Insgesamt gingen dieses Jahr 60 Nominierungen an Independent-Produktionen. Es ist fast so, als wären die Oscars zu den Indie Awards mutiert. Und in Mitten all dessen gelang es der herzlich-derben Komödie «Brautalarm», gleich zweifach nominiert zu werden, darunter für das beste Original-Drehbuch. Eine Ehre, die 2010 der für seine einfallsreiche Struktur gefeierte «Hangover» nicht erhielt, ganz gleich, wie viele es ihm gönnten. Mit der Komikerin Melissa McCarthy, die als beste Nebendarstellerin im Oscar-Rennen ist, hat die Judd-Apatow-Produktion zudem einen Fuß in den so heiligen Schauspielerkatagorien.
Zumindest im Moment scheint es so, als würden die Academy Awards das Spektrum der von ihnen berücksichtigen Produktionen in beide Richtungen erweitern. In die Welt des kunstvolleren sowie in die Welt des unterhaltsameren Films. Ob dies eine gute oder schlechte Entwicklung ist, spielt dabei kaum eine Rolle. Die Erfahrung lehrt, dass nächstes Jahr eh wieder Normalität einkehrt.

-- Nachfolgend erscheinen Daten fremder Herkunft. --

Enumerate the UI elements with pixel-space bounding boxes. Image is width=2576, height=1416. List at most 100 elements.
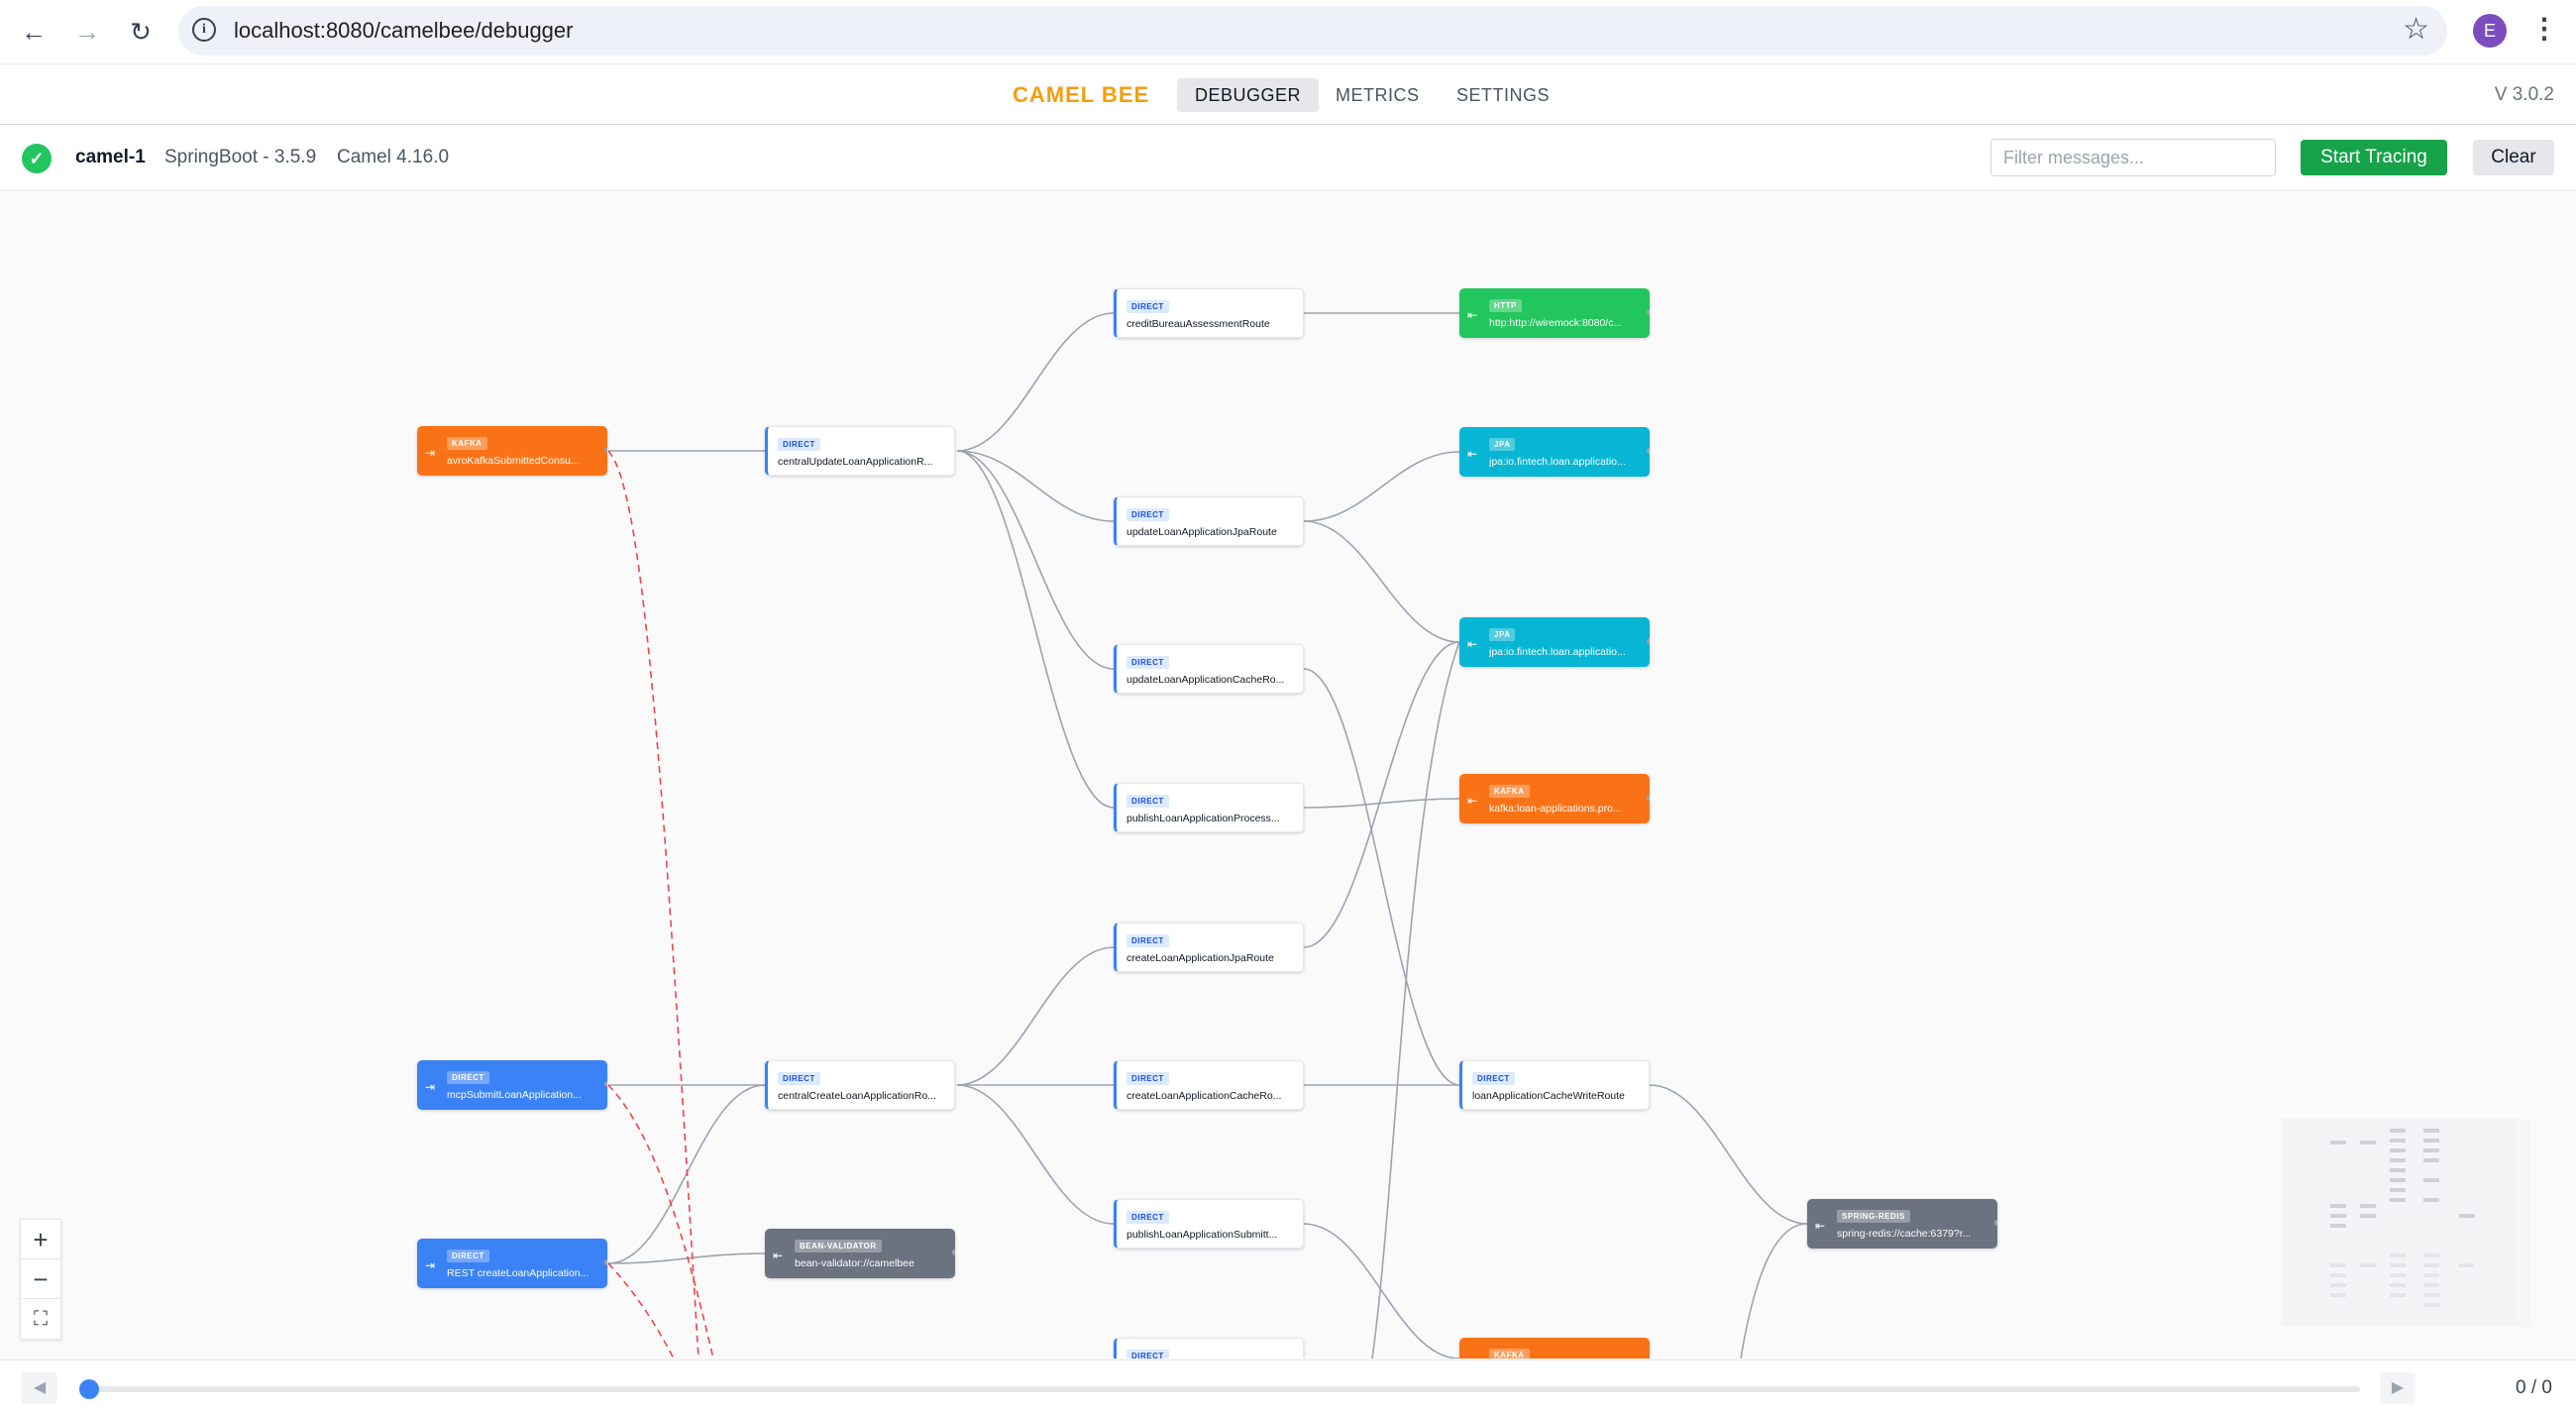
node-label: REST createLoanApplication...	[447, 1267, 590, 1279]
address-bar[interactable]: i localhost:8080/camelbee/debugger ☆	[178, 6, 2447, 55]
node-label: bean-validator://camelbee	[795, 1257, 914, 1269]
context-status-bar: ✓ camel-1 SpringBoot - 3.5.9 Camel 4.16.…	[0, 125, 2576, 191]
tab-metrics[interactable]: METRICS	[1318, 78, 1438, 112]
route-node[interactable]: ⇥ KAFKA avroKafkaSubmittedConsu...	[417, 426, 607, 476]
message-counter: 0 / 0	[2516, 1377, 2552, 1398]
edge-handle	[604, 1259, 607, 1265]
node-label: http:http://wiremock:8080/c...	[1489, 317, 1623, 329]
graph-edges	[607, 312, 1808, 1359]
profile-avatar[interactable]: E	[2473, 14, 2507, 48]
route-node[interactable]: DIRECT creditBureauAssessmentRoute	[1114, 288, 1304, 338]
route-node[interactable]: DIRECT	[1114, 1338, 1304, 1359]
route-node[interactable]: ⇤ KAFKA	[1459, 1338, 1650, 1359]
route-node[interactable]: ⇥ DIRECT REST createLoanApplication...	[417, 1239, 607, 1288]
timeline-slider-track[interactable]	[89, 1386, 2360, 1392]
route-node[interactable]: DIRECT createLoanApplicationCacheRo...	[1114, 1060, 1304, 1110]
site-info-icon[interactable]: i	[192, 18, 216, 42]
component-badge: DIRECT	[1127, 508, 1169, 521]
route-node[interactable]: DIRECT createLoanApplicationJpaRoute	[1114, 923, 1304, 972]
component-badge: JPA	[1489, 628, 1516, 641]
brand-logo: CAMEL BEE	[1013, 82, 1150, 107]
component-badge: KAFKA	[447, 437, 487, 450]
start-tracing-button[interactable]: Start Tracing	[2301, 140, 2447, 175]
producer-icon: ⇤	[1467, 308, 1478, 322]
node-label: avroKafkaSubmittedConsu...	[447, 455, 580, 467]
component-badge: DIRECT	[1127, 795, 1169, 808]
producer-icon: ⇤	[1815, 1219, 1826, 1233]
edge	[956, 450, 1115, 670]
route-node[interactable]: ⇤ BEAN-VALIDATOR bean-validator://camelb…	[765, 1229, 955, 1278]
status-check-icon: ✓	[22, 144, 52, 173]
component-badge: DIRECT	[1127, 1072, 1169, 1085]
fit-view-button[interactable]: ⛶	[21, 1299, 60, 1339]
zoom-out-button[interactable]: −	[21, 1259, 60, 1299]
component-badge: SPRING-REDIS	[1837, 1210, 1910, 1223]
route-node[interactable]: DIRECT centralUpdateLoanApplicationR...	[765, 426, 955, 476]
component-badge: DIRECT	[1127, 656, 1169, 669]
clear-button[interactable]: Clear	[2473, 140, 2554, 175]
edge	[1303, 798, 1460, 809]
edge	[1303, 1223, 1460, 1359]
edge-handle	[1647, 448, 1650, 454]
route-node[interactable]: ⇥ DIRECT mcpSubmitLoanApplication...	[417, 1060, 607, 1110]
node-label: spring-redis://cache:6379?r...	[1837, 1228, 1972, 1240]
edge-handle	[1647, 795, 1650, 801]
tab-settings[interactable]: SETTINGS	[1439, 78, 1567, 112]
component-badge: JPA	[1489, 438, 1516, 451]
node-label: createLoanApplicationJpaRoute	[1127, 952, 1274, 964]
reload-icon[interactable]: ↻	[123, 14, 159, 50]
error-edge	[607, 450, 699, 1359]
route-node[interactable]: DIRECT updateLoanApplicationCacheRo...	[1114, 644, 1304, 694]
edge-handle	[1994, 1220, 1997, 1226]
bookmark-star-icon[interactable]: ☆	[2403, 12, 2429, 47]
app-header: CAMEL BEE DEBUGGER METRICS SETTINGS V 3.…	[0, 64, 2576, 125]
route-node[interactable]: DIRECT publishLoanApplicationSubmitt...	[1114, 1199, 1304, 1249]
edge-handle	[1647, 309, 1650, 315]
node-label: centralUpdateLoanApplicationR...	[778, 456, 933, 468]
edge-handle	[604, 1081, 607, 1087]
route-node[interactable]: ⇤ JPA jpa:io.fintech.loan.applicatio...	[1459, 427, 1650, 477]
route-node[interactable]: ⇤ JPA jpa:io.fintech.loan.applicatio...	[1459, 617, 1650, 667]
node-label: updateLoanApplicationCacheRo...	[1127, 674, 1285, 686]
forward-icon[interactable]: →	[69, 14, 105, 50]
url-text[interactable]: localhost:8080/camelbee/debugger	[234, 18, 573, 44]
component-badge: KAFKA	[1489, 1349, 1530, 1359]
edge	[956, 450, 1115, 809]
back-icon[interactable]: ←	[16, 14, 52, 50]
edge	[1371, 641, 1460, 1359]
component-badge: DIRECT	[1127, 1211, 1169, 1224]
next-message-button[interactable]: ▶	[2380, 1372, 2415, 1404]
edge-handle	[604, 447, 607, 453]
error-edge	[607, 1262, 675, 1359]
route-node[interactable]: ⇤ SPRING-REDIS spring-redis://cache:6379…	[1807, 1199, 1997, 1249]
route-node[interactable]: ⇤ HTTP http:http://wiremock:8080/c...	[1459, 288, 1650, 338]
previous-message-button[interactable]: ◀	[22, 1372, 57, 1404]
filter-messages-input[interactable]	[1990, 139, 2276, 176]
minimap-preview	[2330, 1129, 2475, 1307]
node-label: loanApplicationCacheWriteRoute	[1472, 1090, 1625, 1102]
edge-handle	[1647, 638, 1650, 644]
edge	[1303, 520, 1460, 643]
node-label: creditBureauAssessmentRoute	[1127, 318, 1270, 330]
route-node[interactable]: DIRECT updateLoanApplicationJpaRoute	[1114, 496, 1304, 546]
browser-menu-icon[interactable]: ⋮	[2530, 12, 2558, 45]
node-label: publishLoanApplicationSubmitt...	[1127, 1229, 1278, 1241]
zoom-in-button[interactable]: +	[21, 1220, 60, 1259]
route-node[interactable]: DIRECT centralCreateLoanApplicationRo...	[765, 1060, 955, 1110]
tab-debugger[interactable]: DEBUGGER	[1177, 78, 1320, 112]
route-node[interactable]: DIRECT publishLoanApplicationProcess...	[1114, 783, 1304, 832]
route-node[interactable]: ⇤ KAFKA kafka:loan-applications.pro...	[1459, 774, 1650, 823]
timeline-slider-thumb[interactable]	[79, 1379, 99, 1399]
route-graph-canvas[interactable]: ⇥ KAFKA avroKafkaSubmittedConsu... ⇥ DIR…	[0, 191, 2576, 1359]
route-node[interactable]: DIRECT loanApplicationCacheWriteRoute	[1459, 1060, 1650, 1110]
node-label: mcpSubmitLoanApplication...	[447, 1089, 582, 1101]
producer-icon: ⇤	[1467, 1358, 1477, 1359]
consumer-icon: ⇥	[425, 1080, 436, 1094]
producer-icon: ⇤	[1467, 447, 1478, 461]
component-badge: DIRECT	[1127, 934, 1169, 947]
message-timeline: ◀ ▶ 0 / 0	[0, 1360, 2576, 1416]
component-badge: DIRECT	[1127, 300, 1169, 313]
graph-minimap[interactable]	[2281, 1119, 2530, 1327]
consumer-icon: ⇥	[425, 446, 436, 460]
node-label: publishLoanApplicationProcess...	[1127, 813, 1280, 824]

Animationsfilme werden nicht anhand ihrer Einnahmen bewertet
Sehr viele Oscar-Experten dürften ihre Tippzettel in der Luft zerrissen haben, die Nominierungen für den Animations-Oscar vorgelesen wurden. Zwischen die Trick-Blockbuster «Rango», «Kung Fu Panda 2» und «Der gestiefelte Kater» haben es mit «A Cat in Paris» und «Chico & Rita» dieses Jahr ganz unerwartet gleich zwei Independent-Zeichentrickfilme aus europäischen Landen ins Oscar-Rennen geschafft. Erstmals glänzt die Animationsschmiede Pixar mit Abwesenheit, deren Produktion «Cars 2» von den Kritikern leidenschaftlich verrissen wurde, und auch Steven Spielbergs «Die Abenteuer von Tim & Struppi: Das Geheimnis der Einhorn» hat es nicht zu einer Nominierung geschafft. Dabei wurde das visuell interessante, aber seelenlose Spektakel erst kürzlich mit dem Golden Globe als bester Animationsfilm prämiert.
In vergangenen Jahren gelang es nur wenigen kleineren Produktionen, die Aufmerksamkeit der Academy auf sich zu lenken. Zu diesen zählen die französischen Geniestreiche «L' Illusionniste» und «Das Rennen von Belleville». Häufig dominierten aber, unabhängig von der Qualität, DreamWorks, Pixar und Disney diese Kategorie. Im Jahr 2010 wurde etwa neben verdienten Nominierungen für «WALL•E» und «Kung Fu Panda» auch eine für Disneys passablen «Bolt» ausgehändigt. Und wie die oberflächliche und pointenarme DreamWorks-Trickkomödie «Große Haie – Kleine Fische» im Jahr 2006 nominiert werden konnte, bleibt wohl für ewig ein Rätsel. Nun aber sendete die Academy ein Signal an sämtliche Trickfilmer auf dieser Welt: Egal, wie gering das Budget sein mag, Qualität findet Beachtung. Bleibt nur zu hoffen, dass es nicht bei einer einmaligen Ausnahme bleibt.